Drone attacks on Saudi Arabia’s oil facilities are costing China another $97 million a day as the largest customer of Saudi Arabia, and the world’s biggest crude oil importer.
The Sept. 14 attack by ten armed drones on state-owned Aramco’s Khurais oilfield was launched from over 745 miles (1,200 kilometers) away by Houthi rebels in Yemen. Huge fires were quickly brought under control, but the attacks slashed world supplies by about 5.7 million barrels a day. The Khurais oilfield produces one percent of the world’s oil and Abqaiq is the company’s largest oil-processing facility, with the capacity to refine 7 percent of the global supply.
China became the world’s largest oil importer in 2017 and imports hit a record 9.85 million barrels per day (bpd) in August, up 9.6 percent from the prior year. According to TankerTrackers.com, which monitors shipments based on satellite images and radio transponders, China imports rose from 921,811 bpd in August of 2018 to 1,802,788 bpd in July 2019. That equaled 25 percent of Saudi Arabia’s exports of 7.3 million bpd.
The crude oil international standard price referred to as “Brent Crude” jumped by 14 percent on Sept. 16 from $60.22 per barrel to about $68.07 per barrel. The Shanghai Futures Exchange quoted price for Brent Crude is trading at a $2.20 premium price of $70.27 per barrel, due to China’s heavy reliance on Saudi Arabian imports.

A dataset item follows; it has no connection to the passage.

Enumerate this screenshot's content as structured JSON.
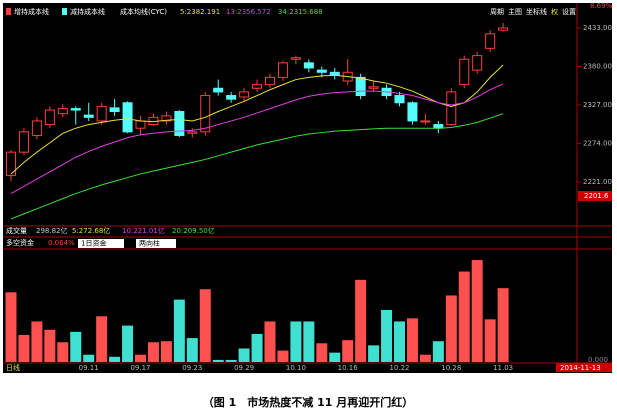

The National Interest commented that it is unclear if the attackers used drones or possibly cruise missiles to penetrate “what should have been some of the most well-defended—or at least the most secure—airspace in the world.”
The U.S. Fifth Fleet is based about 62 miles from Abqaiq in Bahrain and patrols the Persian Gulf. America also operates airbases and military facilities equipped with fully-integrated air defense systems featuring 93-mile radar ranges along the western Gulf stretching from Kuwait to the UAE. Saudi airspace is rated as especially well-defended by U.S. air-defense systems like the Patriot surface-to-air missile system.
General David Perkins, the commander of the U.S. Army Training and Doctrine Command spoke at the Association of the U.S. Army’s Global Force Symposium in March and said that “a very close” U.S. ally used a $3.4 million Patriot missile to take down a $200 consumer drone. General Perkins called the move an uneconomic “overkill,” but that was before the latest attack.